Afghanistan: la partita infinita

(di Daniela Lombardi)
11/09/17

L’obiettivo, a giudicare dalle condizioni di instabilità che si registrano in Afghanistan in questo 2017, sembra lontano dall’essere centrato. Eppure la Nato - attraverso la missione Resolute support di sostegno alle forze armate afghane - il presidente americano Trump e quello afghano Ghani credono di potercela fare in circa quattro anni. Fino al 2020, grazie ad una serie di strumenti messi in campo, il tentativo sarà quello di portare a stare dalla parte del governo circa l’80% della popolazione. Una popolazione che deve quotidianamente fare i conti con i circa 20 gruppi terroristici che si contendono il territorio tra Afghanistan e Pakistan tentando di spartirselo. Tra questi, i più temibili e pericolosi restano i talebani e il Wilayat Khorasan, ramo riconosciuto dell’Isis in Afghanistan.

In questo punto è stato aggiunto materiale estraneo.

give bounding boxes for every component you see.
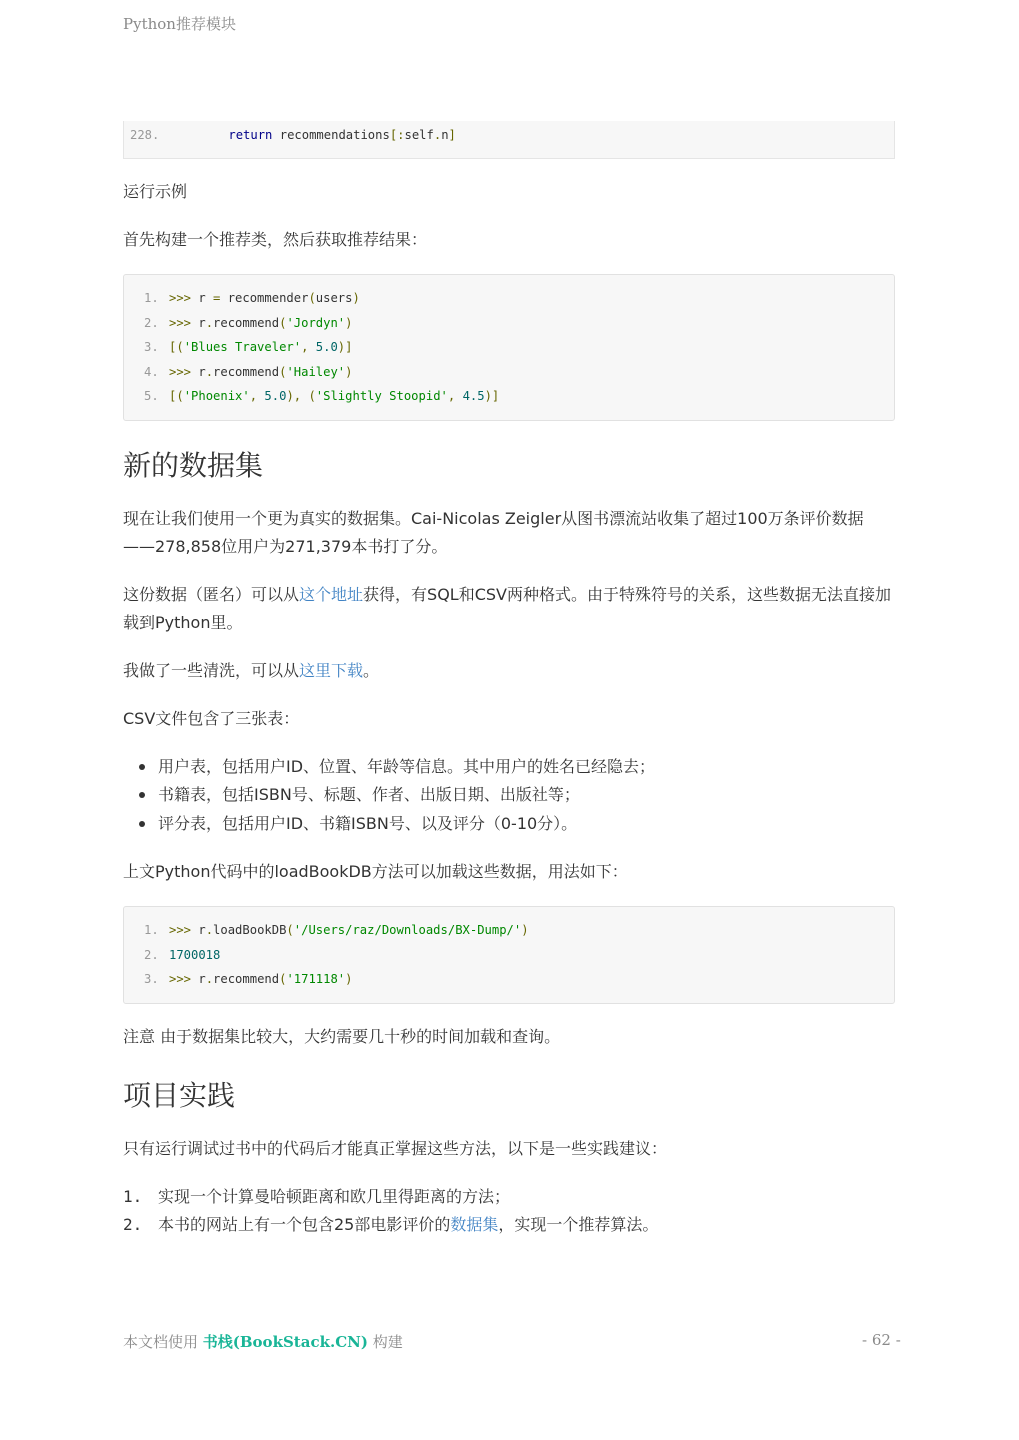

Sugli indicatori che fanno supporre che la missione Resolute support durerà fino almeno al 2020, pur se c’è da immaginare che i tempi si allungheranno ulteriormente, fa chiarezza il vicecomandante italiano della stessa missione, il generale di corpo d’armata Rosario Castellano: “Ci sono tre parametri che indicano che non lasceremo l’Afghanistan fino al 2020 o oltre. Il primo è dato dalla riunione di Bruxelles che si è tenuta ad ottobre dello scorso anno, durante la quale sono stati stanziati 15,2 bilioni di dollari, spalmati in quattro anni, destinati ad assicurare la stabilizzazione dell’Afghanistan”.

Altri due dati fondamentali arrivano dalle recenti decisioni prese dal presidente afghano Ashraf Ghani e dalle dichiarazioni di quello americano Donald Trump. Ghani ha recentemente approvato un “road map plan” con il quale intende conquistare la fiducia e l’appoggio della popolazione, spingendola ad allontanarsi e a contrastare apertamente movimenti terroristici. Attualmente, secondo stime governative, oltre il 60% degli afghani desidera condizioni di vivibilità e di stabilità e ritiene che, ad assicurarle, possa essere il governo ufficiale.

Diverse e contrarie sono, ovviamente, le conclusioni degli insurgents (intendendo con questo termine principalmente i talebani) che ritengono di avere dalla loro parte la stessa percentuale che Ghani dichiara essere “sua”.

Tralasciando l’influenza sulle statistiche delle dichiarazioni dettate da timori, paure di ritorsioni e tanti altri tipi di considerazioni, il governo si sente pronto a raggiungere il traguardo sperato. “L’idea è quella di far passare la percentuale dell’attuale 63 per cento all’80% in termini di appoggio al governo da parte della popolazione. In questi quattro anni Ghani prevede poi, unitamente alla Nato, una crescita delle forze armate afghane e una crescita del proprio tessuto governativo, sociale ed economico”. Scopo, quest’ultimo, al quale è destinata la missione Resolute support che nel 2015 ha sostituito la precedente missione Isaf, con il compito di assicurare l’addestramento delle forze afghane migliorando la loro capacità di contrastare i fenomeni terroristici e di affrontare le minacce talebane e dell’Isis.

Insomma, l’addio della Nato all’Afghanistan appare lontano, anche perché, come confermato dal generale Castellano, Trump ha inserito Resolute Support tra le missioni “condition based”. A spiegare cosa ciò comporti, in termini militari, è sempre il generale. “In termini militari una missione può essere sottoposta o a scadenze temporali precise o, appunto, condition based. Cioè quando determinate condizioni si verificano si può porre fine alla missione”. In pratica, se l’Afghanistan non avrà raggiunto la capacità di combattere autonomamente la minaccia neanche nel 2020, la Nato resterà ancora.

Chi aveva creato il poco credibile slogan “Goodbye Afghanistan” dovrà cercarne un altro, più adeguato alla reale situazione.